Every culture has its way of thinking including its codes and myths. For designers, this is of particular importance. Surrounded by formal, philosophical, or economic conventions their job is to create products and services full of meaning. By doing so, they change the interior to the exterior. That is, they play with the cultural code. They analyse, synthesise, and interpret; thus they make concrete proposals by telling stories with symbols and myths. And so it is that we, the consumers, unconsciously scan our environment and its involved conglomerate of subtexts to decide what we wish for and what we need.
In doing so, our emotions are the key to decode those structures. It is our early childhood in which most of these imprinted experiences are formed. In that time of our life, our brain is somehow more, let’s say liquid – meanings are not yet defined. This allows our state of mind to change fluently. The older we get, the stronger logic and analytical thinking determine us.
Childhood, thereby, is like living the dream that is real. It is a place that is imaginative, free of coded ideas and abbreviations. The absurdity is possible and right. As we age, we are devoured by the crises and problems of the present. We learn to unlearn to function in an efficient way. Sadly, this means it becomes more difficult to leave the beaten track. As a child, however, we cease to imagine the world apart from accepted truths and codes.
The book Codex Seraphinianus (1981) by Luigi Serafini shows that even as an adult it is possible to leave the reasonable place. His illustrations show a world beautifully shrouded in mystery. The sketches are obscure, physically impossible and perverse. The lyrics speak in madness in a code that can´t be decrypted. There is no intellectual way to understand Serafini’s work. No one can coax its hidden secrets out – that makes its charm. It is an excellent example of thoughts and logic beyond reason that create a whole new world beyond rules and accepted truths. It is a form of irrationality that functions as a possibility.
In 1969 Herbert Simon famously defined that:
“design is all conscious human activity changing existent situations into preferred ones.”
Simons definition is probably the most quoted explanation of design saying that we all, on some level, are designers. And of course, everyone sometimes tries to lead a given state into a better one. Design, however, is more than simply an idea of problem-solving. It is exploration and imagination as the illustrator Serafini shows. It is irrational. It’s wired. It’s off. Its practice is an imaginative activity – pretty bonkers often – and most of the time fluctuating somewhere between creativity and analysis.

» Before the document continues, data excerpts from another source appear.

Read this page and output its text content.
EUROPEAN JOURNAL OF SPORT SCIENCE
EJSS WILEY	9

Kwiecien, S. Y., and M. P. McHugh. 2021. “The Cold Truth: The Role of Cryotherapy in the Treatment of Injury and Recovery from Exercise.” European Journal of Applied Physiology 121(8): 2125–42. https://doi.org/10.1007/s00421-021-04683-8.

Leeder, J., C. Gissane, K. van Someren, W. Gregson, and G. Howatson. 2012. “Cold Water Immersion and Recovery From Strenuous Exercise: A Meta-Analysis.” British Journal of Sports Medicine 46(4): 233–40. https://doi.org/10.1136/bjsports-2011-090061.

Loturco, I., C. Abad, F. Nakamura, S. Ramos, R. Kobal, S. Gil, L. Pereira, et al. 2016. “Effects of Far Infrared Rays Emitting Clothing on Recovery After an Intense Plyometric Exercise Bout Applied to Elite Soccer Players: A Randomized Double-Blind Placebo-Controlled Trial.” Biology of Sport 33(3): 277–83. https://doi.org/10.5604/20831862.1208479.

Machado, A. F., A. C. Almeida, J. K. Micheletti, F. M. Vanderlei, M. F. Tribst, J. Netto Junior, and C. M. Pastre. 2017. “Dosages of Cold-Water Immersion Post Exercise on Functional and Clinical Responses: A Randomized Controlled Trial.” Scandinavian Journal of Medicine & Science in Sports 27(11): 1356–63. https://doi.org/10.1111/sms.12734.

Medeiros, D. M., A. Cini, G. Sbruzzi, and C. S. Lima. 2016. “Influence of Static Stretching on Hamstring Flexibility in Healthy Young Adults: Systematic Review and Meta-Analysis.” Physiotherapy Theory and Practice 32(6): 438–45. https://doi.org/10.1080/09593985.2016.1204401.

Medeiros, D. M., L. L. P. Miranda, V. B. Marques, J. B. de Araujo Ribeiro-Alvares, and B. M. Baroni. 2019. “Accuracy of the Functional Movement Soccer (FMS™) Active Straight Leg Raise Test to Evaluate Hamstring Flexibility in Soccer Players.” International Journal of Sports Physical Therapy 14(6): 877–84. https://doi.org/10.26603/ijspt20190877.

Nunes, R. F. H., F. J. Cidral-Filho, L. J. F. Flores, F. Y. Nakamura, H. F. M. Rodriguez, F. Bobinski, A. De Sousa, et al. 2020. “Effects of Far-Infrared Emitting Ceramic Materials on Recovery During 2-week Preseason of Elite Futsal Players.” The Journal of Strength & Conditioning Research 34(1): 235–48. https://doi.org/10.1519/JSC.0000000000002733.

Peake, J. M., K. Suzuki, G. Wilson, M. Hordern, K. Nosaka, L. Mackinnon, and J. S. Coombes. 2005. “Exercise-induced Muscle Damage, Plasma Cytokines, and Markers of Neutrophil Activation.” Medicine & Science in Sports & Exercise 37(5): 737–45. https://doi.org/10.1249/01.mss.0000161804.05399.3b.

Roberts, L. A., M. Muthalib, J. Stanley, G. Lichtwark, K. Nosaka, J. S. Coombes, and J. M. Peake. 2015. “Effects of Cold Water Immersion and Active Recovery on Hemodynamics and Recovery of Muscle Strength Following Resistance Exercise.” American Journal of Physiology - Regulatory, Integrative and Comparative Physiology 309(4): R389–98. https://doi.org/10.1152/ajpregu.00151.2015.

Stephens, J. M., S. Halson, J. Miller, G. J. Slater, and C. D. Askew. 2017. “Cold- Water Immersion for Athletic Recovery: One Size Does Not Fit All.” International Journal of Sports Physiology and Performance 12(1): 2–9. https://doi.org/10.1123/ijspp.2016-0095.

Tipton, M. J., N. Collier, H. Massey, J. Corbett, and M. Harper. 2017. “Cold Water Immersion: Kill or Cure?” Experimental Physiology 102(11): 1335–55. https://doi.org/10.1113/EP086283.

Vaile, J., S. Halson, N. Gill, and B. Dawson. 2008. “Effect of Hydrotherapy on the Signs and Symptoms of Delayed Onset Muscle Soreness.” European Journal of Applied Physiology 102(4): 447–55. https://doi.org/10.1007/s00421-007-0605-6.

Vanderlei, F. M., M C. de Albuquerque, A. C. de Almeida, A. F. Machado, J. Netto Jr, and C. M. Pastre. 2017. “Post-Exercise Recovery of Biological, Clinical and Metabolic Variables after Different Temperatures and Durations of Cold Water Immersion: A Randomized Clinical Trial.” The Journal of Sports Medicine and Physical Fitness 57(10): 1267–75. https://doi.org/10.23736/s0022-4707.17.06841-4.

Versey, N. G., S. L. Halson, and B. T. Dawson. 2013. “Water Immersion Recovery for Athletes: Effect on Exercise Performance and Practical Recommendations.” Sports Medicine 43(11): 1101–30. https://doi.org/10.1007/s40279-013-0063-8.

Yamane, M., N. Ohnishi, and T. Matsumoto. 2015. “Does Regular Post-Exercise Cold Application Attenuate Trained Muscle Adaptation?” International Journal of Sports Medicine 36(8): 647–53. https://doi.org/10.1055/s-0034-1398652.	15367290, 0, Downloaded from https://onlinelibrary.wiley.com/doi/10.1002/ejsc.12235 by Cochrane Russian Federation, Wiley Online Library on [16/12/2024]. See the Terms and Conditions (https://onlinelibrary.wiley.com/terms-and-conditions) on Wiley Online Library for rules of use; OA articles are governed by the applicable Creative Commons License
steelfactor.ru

Leading cultural codes, however, let us think of design as a straight way to heaven; as if there has ever been a design that functions linearly. Most design processes are versatile and volatile. Perhaps, at some point in future, there will be a methodology for an irrational imaginative design. Something like un-designing the rational. Seems to be only a question of imagination, right? But now it’s time to stop – before it becomes anarchistic.